En Allemagne, le virus annoncé est un virus H5N2, peu virulent, donc dit bassement pathogène. La volaille concernée ne présente pas de symptômes, les cas ont été découverts lors d’un programme de surveillance active volontaire et selon les autorités allemandes, les animaux qui ont accès à un parcours extérieur se seraient infectés au contact d’oiseaux sauvages porteurs du virus. Comme il s’agit d’un virus de type H5, des mesures drastiques ont été prises : le troupeau entier a dû être éliminé. Ce sont ainsi près de 17'000 volatiles, poules pondeuses, canards, oies, dindes et pintades, qui ont été euthanasiés.

Les virus aviaires bassement pathogènes passent souvent inaperçus sur une exploitation : pas de mortalité, pas de baisse de production, aucune raison en fait de prendre des mesures quelconques.
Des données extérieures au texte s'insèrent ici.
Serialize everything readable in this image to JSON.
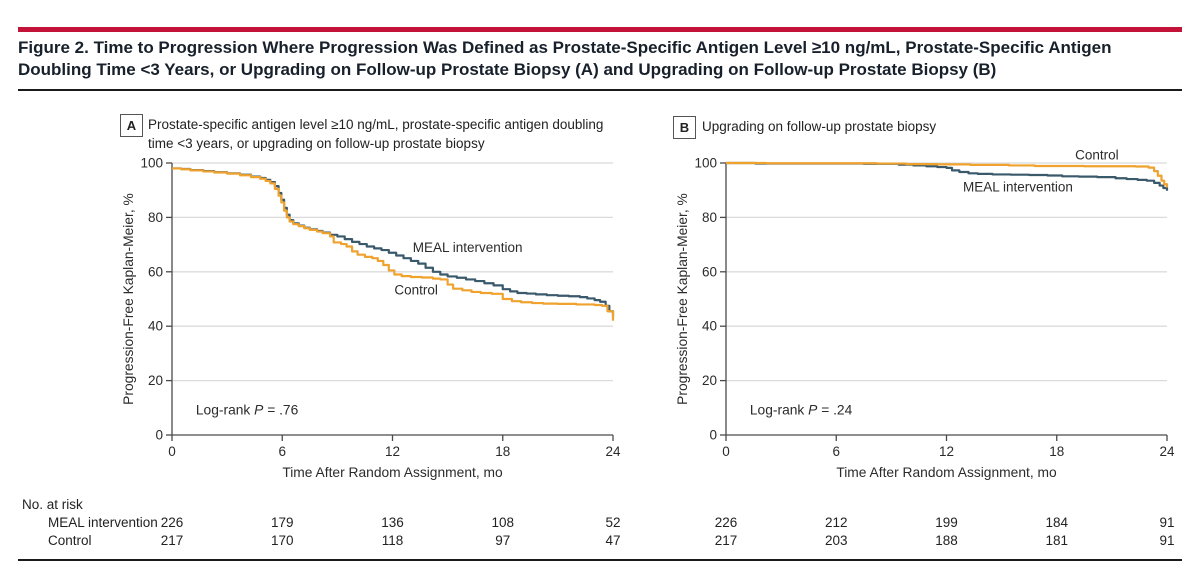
{
  "figure": {
    "title": "Figure 2. Time to Progression Where Progression Was Defined as Prostate-Specific Antigen Level ≥10 ng/mL, Prostate-Specific Antigen Doubling Time <3 Years, or Upgrading on Follow-up Prostate Biopsy (A) and Upgrading on Follow-up Prostate Biopsy (B)"
  },
  "colors": {
    "accent_rule": "#C41338",
    "meal": "#3A5A6C",
    "control": "#EFA22E",
    "grid": "#DBDBDB",
    "axis": "#4a4a4a",
    "text": "#2b2b2b"
  },
  "chart_data": [
    {
      "type": "line",
      "panel_letter": "A",
      "caption": "Prostate-specific antigen level ≥10 ng/mL, prostate-specific antigen doubling time <3 years, or upgrading on follow-up prostate biopsy",
      "xlabel": "Time After Random Assignment, mo",
      "ylabel": "Progression-Free Kaplan-Meier, %",
      "xlim": [
        0,
        24
      ],
      "ylim": [
        0,
        100
      ],
      "xticks": [
        0,
        6,
        12,
        18,
        24
      ],
      "yticks": [
        0,
        20,
        40,
        60,
        80,
        100
      ],
      "logrank": {
        "before": "Log-rank ",
        "italic": "P",
        "after": " = .76",
        "x": 1.3,
        "y": 9
      },
      "series": [
        {
          "name": "MEAL intervention",
          "color_key": "meal",
          "points": [
            [
              0,
              98
            ],
            [
              0.5,
              97.8
            ],
            [
              1,
              97.4
            ],
            [
              1.7,
              97
            ],
            [
              2.3,
              96.6
            ],
            [
              3,
              96.2
            ],
            [
              3.7,
              95.7
            ],
            [
              4.3,
              95
            ],
            [
              4.8,
              94.5
            ],
            [
              5.1,
              93.8
            ],
            [
              5.35,
              93
            ],
            [
              5.6,
              91.5
            ],
            [
              5.8,
              89
            ],
            [
              5.95,
              86.5
            ],
            [
              6.1,
              83.5
            ],
            [
              6.25,
              81
            ],
            [
              6.4,
              79
            ],
            [
              6.6,
              77.8
            ],
            [
              6.9,
              77
            ],
            [
              7.2,
              76.2
            ],
            [
              7.5,
              75.6
            ],
            [
              7.9,
              75
            ],
            [
              8.2,
              74.4
            ],
            [
              8.6,
              73.6
            ],
            [
              9,
              73
            ],
            [
              9.4,
              72
            ],
            [
              9.8,
              71
            ],
            [
              10.2,
              70.2
            ],
            [
              10.6,
              69.3
            ],
            [
              11,
              68.6
            ],
            [
              11.4,
              68
            ],
            [
              11.8,
              67
            ],
            [
              12.2,
              66
            ],
            [
              12.6,
              65
            ],
            [
              13,
              64
            ],
            [
              13.4,
              63
            ],
            [
              13.8,
              61.5
            ],
            [
              14.2,
              60
            ],
            [
              14.6,
              59
            ],
            [
              15,
              58.3
            ],
            [
              15.5,
              57.8
            ],
            [
              16,
              57.2
            ],
            [
              16.5,
              56.6
            ],
            [
              17,
              55.8
            ],
            [
              17.5,
              55
            ],
            [
              18,
              53.6
            ],
            [
              18.4,
              52.8
            ],
            [
              18.8,
              52.2
            ],
            [
              19.3,
              52
            ],
            [
              19.8,
              51.7
            ],
            [
              20.4,
              51.4
            ],
            [
              21,
              51.2
            ],
            [
              21.6,
              51
            ],
            [
              22.2,
              50.7
            ],
            [
              22.6,
              50.2
            ],
            [
              23,
              49.6
            ],
            [
              23.3,
              49
            ],
            [
              23.6,
              47.5
            ],
            [
              23.8,
              45.5
            ],
            [
              24,
              43.5
            ]
          ]
        },
        {
          "name": "Control",
          "color_key": "control",
          "points": [
            [
              0,
              98
            ],
            [
              0.5,
              97.7
            ],
            [
              1,
              97.3
            ],
            [
              1.7,
              96.9
            ],
            [
              2.3,
              96.5
            ],
            [
              3,
              96.1
            ],
            [
              3.7,
              95.5
            ],
            [
              4.3,
              94.8
            ],
            [
              4.8,
              94.2
            ],
            [
              5.1,
              93.4
            ],
            [
              5.35,
              92.5
            ],
            [
              5.6,
              90.5
            ],
            [
              5.8,
              88
            ],
            [
              5.95,
              85.5
            ],
            [
              6.1,
              82.5
            ],
            [
              6.25,
              80
            ],
            [
              6.4,
              78.5
            ],
            [
              6.6,
              77.5
            ],
            [
              6.9,
              76.8
            ],
            [
              7.2,
              76
            ],
            [
              7.5,
              75.4
            ],
            [
              7.9,
              74.8
            ],
            [
              8.2,
              74.2
            ],
            [
              8.6,
              73
            ],
            [
              8.8,
              70.8
            ],
            [
              9.2,
              70.2
            ],
            [
              9.5,
              69.3
            ],
            [
              9.8,
              67.5
            ],
            [
              10.1,
              66.3
            ],
            [
              10.5,
              65.5
            ],
            [
              10.9,
              65
            ],
            [
              11.2,
              64
            ],
            [
              11.5,
              62.5
            ],
            [
              11.8,
              60.5
            ],
            [
              12.1,
              59
            ],
            [
              12.5,
              58.4
            ],
            [
              13,
              58.1
            ],
            [
              13.6,
              57.9
            ],
            [
              14.2,
              57.5
            ],
            [
              14.6,
              57.2
            ],
            [
              15,
              55.3
            ],
            [
              15.3,
              53.8
            ],
            [
              15.8,
              53.2
            ],
            [
              16.3,
              52.6
            ],
            [
              16.8,
              52.2
            ],
            [
              17.4,
              51.9
            ],
            [
              18,
              50
            ],
            [
              18.5,
              49.2
            ],
            [
              19,
              48.8
            ],
            [
              19.6,
              48.5
            ],
            [
              20.2,
              48.3
            ],
            [
              21,
              48.2
            ],
            [
              22,
              48
            ],
            [
              23,
              47.8
            ],
            [
              23.4,
              47.5
            ],
            [
              23.7,
              45.5
            ],
            [
              24,
              42
            ]
          ]
        }
      ],
      "series_labels": [
        {
          "text": "MEAL intervention",
          "x": 13.1,
          "y": 68.8
        },
        {
          "text": "Control",
          "x": 12.1,
          "y": 53.2
        }
      ]
    },
    {
      "type": "line",
      "panel_letter": "B",
      "caption": "Upgrading on follow-up prostate biopsy",
      "xlabel": "Time After Random Assignment, mo",
      "ylabel": "Progression-Free Kaplan-Meier, %",
      "xlim": [
        0,
        24
      ],
      "ylim": [
        0,
        100
      ],
      "xticks": [
        0,
        6,
        12,
        18,
        24
      ],
      "yticks": [
        0,
        20,
        40,
        60,
        80,
        100
      ],
      "logrank": {
        "before": "Log-rank ",
        "italic": "P",
        "after": " = .24",
        "x": 1.3,
        "y": 9
      },
      "series": [
        {
          "name": "MEAL intervention",
          "color_key": "meal",
          "points": [
            [
              0,
              100
            ],
            [
              1.6,
              99.8
            ],
            [
              7.5,
              99.7
            ],
            [
              9.4,
              99.4
            ],
            [
              10.2,
              99.1
            ],
            [
              10.9,
              98.8
            ],
            [
              11.5,
              98.5
            ],
            [
              12,
              98.2
            ],
            [
              12.3,
              97.3
            ],
            [
              12.7,
              96.7
            ],
            [
              13.2,
              96.2
            ],
            [
              13.7,
              96
            ],
            [
              14.5,
              95.8
            ],
            [
              15.5,
              95.7
            ],
            [
              16.5,
              95.6
            ],
            [
              17.5,
              95.4
            ],
            [
              18.3,
              95.1
            ],
            [
              19.2,
              95
            ],
            [
              20.2,
              94.8
            ],
            [
              21.2,
              94.4
            ],
            [
              21.8,
              94.1
            ],
            [
              22.4,
              93.8
            ],
            [
              22.9,
              93.5
            ],
            [
              23.3,
              92.7
            ],
            [
              23.6,
              91.7
            ],
            [
              23.8,
              90.8
            ],
            [
              24,
              89.8
            ]
          ]
        },
        {
          "name": "Control",
          "color_key": "control",
          "points": [
            [
              0,
              100
            ],
            [
              2.2,
              99.9
            ],
            [
              8.2,
              99.8
            ],
            [
              9.8,
              99.6
            ],
            [
              11.5,
              99.5
            ],
            [
              13.3,
              99.3
            ],
            [
              15.4,
              99.1
            ],
            [
              16.8,
              98.9
            ],
            [
              19.5,
              98.8
            ],
            [
              22.3,
              98.7
            ],
            [
              23,
              98.3
            ],
            [
              23.3,
              97
            ],
            [
              23.5,
              95.3
            ],
            [
              23.7,
              93.5
            ],
            [
              23.85,
              92.2
            ],
            [
              24,
              91
            ]
          ]
        }
      ],
      "series_labels": [
        {
          "text": "Control",
          "x": 19.0,
          "y": 102.8
        },
        {
          "text": "MEAL intervention",
          "x": 12.9,
          "y": 91.0
        }
      ]
    }
  ],
  "risk_table": {
    "heading": "No. at risk",
    "times": [
      0,
      6,
      12,
      18,
      24
    ],
    "rows": [
      {
        "label": "MEAL intervention",
        "panelA": [
          226,
          179,
          136,
          108,
          52
        ],
        "panelB": [
          226,
          212,
          199,
          184,
          91
        ]
      },
      {
        "label": "Control",
        "panelA": [
          217,
          170,
          118,
          97,
          47
        ],
        "panelB": [
          217,
          203,
          188,
          181,
          91
        ]
      }
    ]
  }
}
Sauf que les types H5 et H7 ont la fâcheuse tendance de muter et de se transformer en virus hautement pathogènes, avec des conséquences désastreuses sur une exploitation : taux de mortalité proche de 80% et chute vertigineuse de la production. L’entrée d’un virus H5 ou H7 même bassement pathogène dans une exploitation représente donc un danger réel. Avec une forte densité d’animaux, le virus va pouvoir se reproduire à vitesse grand V avec à chaque reproduction le danger d’une mutation vers un virus hautement pathogène. C’est pourquoi, des mesures radicales seraient prises en Suisse aussi, comme en Allemagne, avec l’élimination de tout le troupeau. C’est finalement une chance d’avoir pu détecté le virus à ce stade initial.

Ce cas en Allemagne nous rappelle la présence de la grippe aviaire – une présence d’ailleurs qui n’a pas faibli en Asie du sud-est où le virus H5N1, le fameux virus aviaire hautement pathogène celui-là, continue de sévir avec un impact toujours aussi important sur les exploitations avicoles. Le rapport de septembre de la FAO n’est pas optimiste : la situation n’a pas vraiment évolué de manière favorable et la grippe aviaire s’est largement installée dans certaines régions.

Tout cela nous rappelle que la grippe aviaire fait partie de ces maladies qu’on doit garder à l’œil et qui pourrait aussi toucher la Suisse. Reste donc à rappeler une fois de plus l’importance primordiale des mesures de biosécurité : une hygiène stricte est le B.A.-BA d’une aviculture responsable.